音楽マーケティングの最優秀賞を選出
2021年10月31日、音楽ビジネスにおけるマーケティング人材の育成に特化したビジネス講座「音楽マーケティングブートキャンプ」第1期生の成果発表会、「音楽デジタルマーケティングコンペディション」が実施された。
同講座では、4ヵ月のカリキュラムのうち後半の2ヵ月はチームに分かれ、実際にアーティストとともに課題およびKGI/KPIの設定、施策立案から実践を行った。発表会では各チームが取り組みと成果を発表。審査員の伊東宏晃氏、鈴木貴歩氏、ジェイ・コウガミ氏がデータ収集分析力・プランニング力・実行力・発信力・成果を5段階で評価し、最優秀チームを選出した。
受講生は学生や現役マーケター、実際に音楽活動をしているアーティストなど多岐にわたり、発表された取り組みも「ベテランアーティストの認知拡大」や、「海外ファンの獲得」、「広告効果の効率化とROI確保」など多様であった。その中で最優秀賞に輝いたのは、2021年9月29日にユニバーサルミュージックからメジャーデビューアルバム『呼吸』をリリースしたアーティスト「あれくん」と組んだ、「チームあれくん」だ。
彼らが目指したのは「“あれくんというアーティストが好き”というファンを増やす」こと。そのために、YouTubeチャンネル登録者数とSpotifyフォロワー数増加をKPIにアルバム販売前、前日~当日、販売後のフェーズで合計26件の施策と、114回のアクションを実施した。
目標数値の達成には至らなかったが、YouTubeチャンネルの登録者約1万4,000人増・Spotifyフォロワー約6,000人増を実現。また、「あれくん」に言及するSNS投稿も増加した。
異なるマーケスキル、音楽業界知識
チームの構成は4名。学生時代にエンタメビジネスを学び、3年間のマーケティング業務・データアナリストを経て現在Webメディアコンサルタントとして従事する稲氏。大学でマーケティングを学び、16年間リサーチ分野でキャリアを重ね、マーケティングのDX業務に従事する赤間氏。シンガーソングライター・作詞・作曲家の大津氏、音楽大学を卒業し、中学校で音楽教諭を務める土谷氏だ。
受講目的は、自身の持つマーケティングスキルと音楽ビジネスを掛け合わせて見えるものは何か? から、アーティストの命題である収益化のヒントを得るためまでそれぞれ異なる。そんな彼らと、アーティストサイドをつなぐ役割を担ったのが、講座運営の一人である、あれくんのアルバム『呼吸』のプロデューサー脇田氏だ。
「講座の実践期間のちょうど中間にアルバムがリリースされるスケジュールでした。
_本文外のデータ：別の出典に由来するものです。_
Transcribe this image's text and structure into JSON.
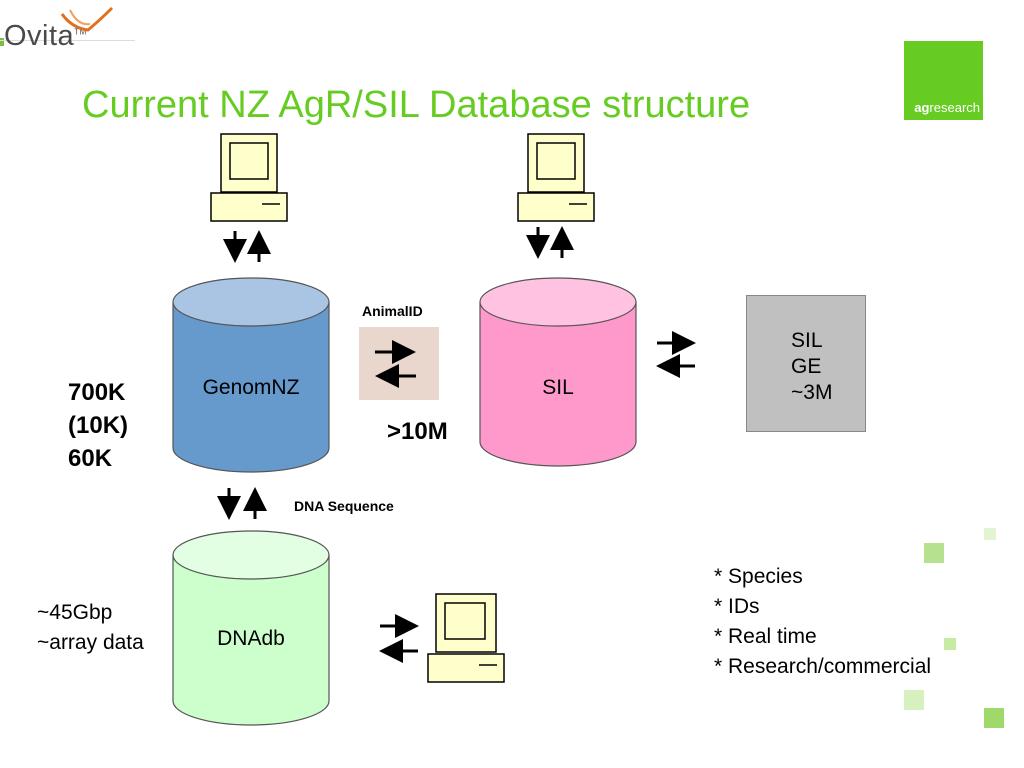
{
  "header": {
    "logo_text": "Ovita",
    "logo_tm": "TM",
    "title": "Current NZ AgR/SIL Database structure",
    "brand_ag": "ag",
    "brand_research": "research"
  },
  "databases": {
    "genomnz": "GenomNZ",
    "sil": "SIL",
    "dnadb": "DNAdb"
  },
  "links": {
    "animal_id": "AnimalID",
    "dna_sequence": "DNA Sequence"
  },
  "stats": {
    "genomnz_counts": [
      "700K",
      "(10K)",
      "60K"
    ],
    "sil_count": ">10M",
    "dnadb_notes": [
      "~45Gbp",
      "~array data"
    ]
  },
  "sil_ge_box": [
    "SIL",
    "GE",
    "~3M"
  ],
  "features": [
    "* Species",
    "* IDs",
    "* Real time",
    "* Research/commercial"
  ],
  "colors": {
    "title_green": "#66cc22",
    "genomnz_blue": "#6699cc",
    "sil_pink": "#ff99cc",
    "dnadb_green": "#ccffcc",
    "sil_box_gray": "#c0c0c0",
    "animal_box": "#e9d6cd"
  },
  "icons": [
    "computer-icon",
    "arrow-icon",
    "database-icon"
  ]
}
先行配信の楽曲もリリースされていて、既に戦いは始まっている状態。プランもリサーチも実行も、同時に全部進めてもらう状況でした」と脇田氏は語るが、チーム「あれくん」は具体的に何を意識し、施策を進めていったのだろうか?
「この曲が好き!」から、アーティストのファンを生み出す
MarkeZine編集部(以下、MZ):今回、「あれくんのこの曲が好き」に留まらず、「あれくんというアーティストが好き」なファンを増やすことをKGIに設定しています。それは何故でしょうか?
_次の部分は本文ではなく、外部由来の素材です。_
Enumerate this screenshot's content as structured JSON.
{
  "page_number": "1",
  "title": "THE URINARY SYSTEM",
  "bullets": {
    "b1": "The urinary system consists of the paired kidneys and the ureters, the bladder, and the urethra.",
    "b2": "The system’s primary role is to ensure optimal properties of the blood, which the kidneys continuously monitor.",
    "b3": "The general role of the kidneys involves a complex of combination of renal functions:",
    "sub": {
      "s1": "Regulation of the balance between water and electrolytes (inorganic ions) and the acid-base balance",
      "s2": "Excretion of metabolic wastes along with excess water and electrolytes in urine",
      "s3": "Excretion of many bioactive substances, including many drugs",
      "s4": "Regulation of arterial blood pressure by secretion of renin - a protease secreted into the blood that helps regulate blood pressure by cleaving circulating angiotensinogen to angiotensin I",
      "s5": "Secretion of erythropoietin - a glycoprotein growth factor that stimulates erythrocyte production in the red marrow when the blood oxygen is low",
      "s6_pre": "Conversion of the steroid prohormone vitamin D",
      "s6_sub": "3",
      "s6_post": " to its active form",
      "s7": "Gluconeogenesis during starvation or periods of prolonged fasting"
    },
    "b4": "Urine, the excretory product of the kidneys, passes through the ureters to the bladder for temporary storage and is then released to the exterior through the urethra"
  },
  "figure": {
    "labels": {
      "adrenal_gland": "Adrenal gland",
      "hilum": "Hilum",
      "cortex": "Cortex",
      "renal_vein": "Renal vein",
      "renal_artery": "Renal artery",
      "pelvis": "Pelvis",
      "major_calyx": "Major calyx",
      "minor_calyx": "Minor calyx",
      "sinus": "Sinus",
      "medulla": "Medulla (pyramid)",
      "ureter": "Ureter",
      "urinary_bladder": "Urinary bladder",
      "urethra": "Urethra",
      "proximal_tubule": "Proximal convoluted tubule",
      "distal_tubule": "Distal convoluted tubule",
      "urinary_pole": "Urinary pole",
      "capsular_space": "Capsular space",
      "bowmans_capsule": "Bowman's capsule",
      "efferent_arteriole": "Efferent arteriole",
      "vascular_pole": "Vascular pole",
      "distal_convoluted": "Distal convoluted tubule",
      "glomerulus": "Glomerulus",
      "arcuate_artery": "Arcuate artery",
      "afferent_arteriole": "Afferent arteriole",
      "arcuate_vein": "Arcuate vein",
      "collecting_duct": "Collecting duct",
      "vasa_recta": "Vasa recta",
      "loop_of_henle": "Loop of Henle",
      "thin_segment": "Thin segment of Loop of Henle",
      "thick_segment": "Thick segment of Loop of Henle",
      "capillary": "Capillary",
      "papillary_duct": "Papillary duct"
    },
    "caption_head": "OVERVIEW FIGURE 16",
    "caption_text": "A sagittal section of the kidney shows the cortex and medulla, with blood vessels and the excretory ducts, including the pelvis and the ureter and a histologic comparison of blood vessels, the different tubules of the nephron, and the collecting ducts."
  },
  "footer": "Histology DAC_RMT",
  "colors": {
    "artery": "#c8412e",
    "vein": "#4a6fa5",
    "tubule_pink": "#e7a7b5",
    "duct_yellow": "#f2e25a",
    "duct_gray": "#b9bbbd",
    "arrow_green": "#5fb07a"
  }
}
稲:あれくんは、2018年よりSNSを中心に活動開始し、演奏動画の投稿からブレイクし、初代弾き語りTikTokerとして話題になり、メジャーデビューを果たしたアーティストです。彼のデータを見た際に、カバー曲動画を投稿しているYouTubeと比較して、オリジナル曲メインのSpotifyはもっと伸ばし、広める必要性があると感じました。
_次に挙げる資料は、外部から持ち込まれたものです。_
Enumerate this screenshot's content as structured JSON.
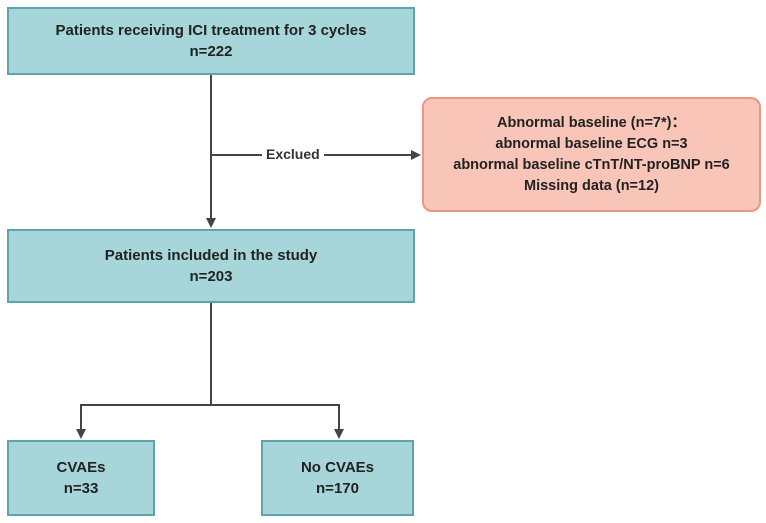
{
  "flowchart": {
    "enrolled": {
      "title": "Patients receiving ICI treatment for 3 cycles",
      "count": "n=222"
    },
    "exclude_label": "Exclued",
    "exclusion": {
      "title": "Abnormal baseline (n=7*)：",
      "lines": [
        "abnormal baseline ECG n=3",
        "abnormal baseline cTnT/NT-proBNP n=6",
        "Missing data (n=12)"
      ]
    },
    "included": {
      "title": "Patients included in the study",
      "count": "n=203"
    },
    "cvae": {
      "title": "CVAEs",
      "count": "n=33"
    },
    "no_cvae": {
      "title": "No CVAEs",
      "count": "n=170"
    }
  },
  "colors": {
    "teal_fill": "#a6d6d9",
    "teal_border": "#5fa3ae",
    "salmon_fill": "#f8c5b8",
    "salmon_border": "#e99684",
    "connector": "#444444"
  }
}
つまり、リスナーの主語はあれくんというアーティストそのものより、過去のヒット曲やカバー動画に置かれる傾向にあると分析できたのです。そこで、アルバムリリースをきっかけに、曲が好き・歌声が好きから一歩進んで、あれくんが好きというファンをさらに多く生み出せないかと考えました。
“あれくんが好き”という人は「楽曲や動画を継続的に聴きたい」と考えると仮定し、KPIを「チャンネル登録/フォロー登録」と設定YouTubeチャンネル登録者数と、Spotifyフォロワー数をKPIに定めて様々な施策を展開しました。KPIの数値は、あれくんのように何らかのプラットフォームで一度バズったアーティストの数値を参考に設定しました。ただ、数年の累積値に対して、数ヶ月で同じ水準にするのは無理があったとも思っています。
赤間:今回は1回目のPDCAを回す段階だったので、何をどれくらいすると、データがどう動くかといった情報も一切ない状況でした。そのため、逆算的に他のアーティストを参考にした側面があります。今後も施策が進めば、どこにどれくらい投資するかを考えられるようになると思います。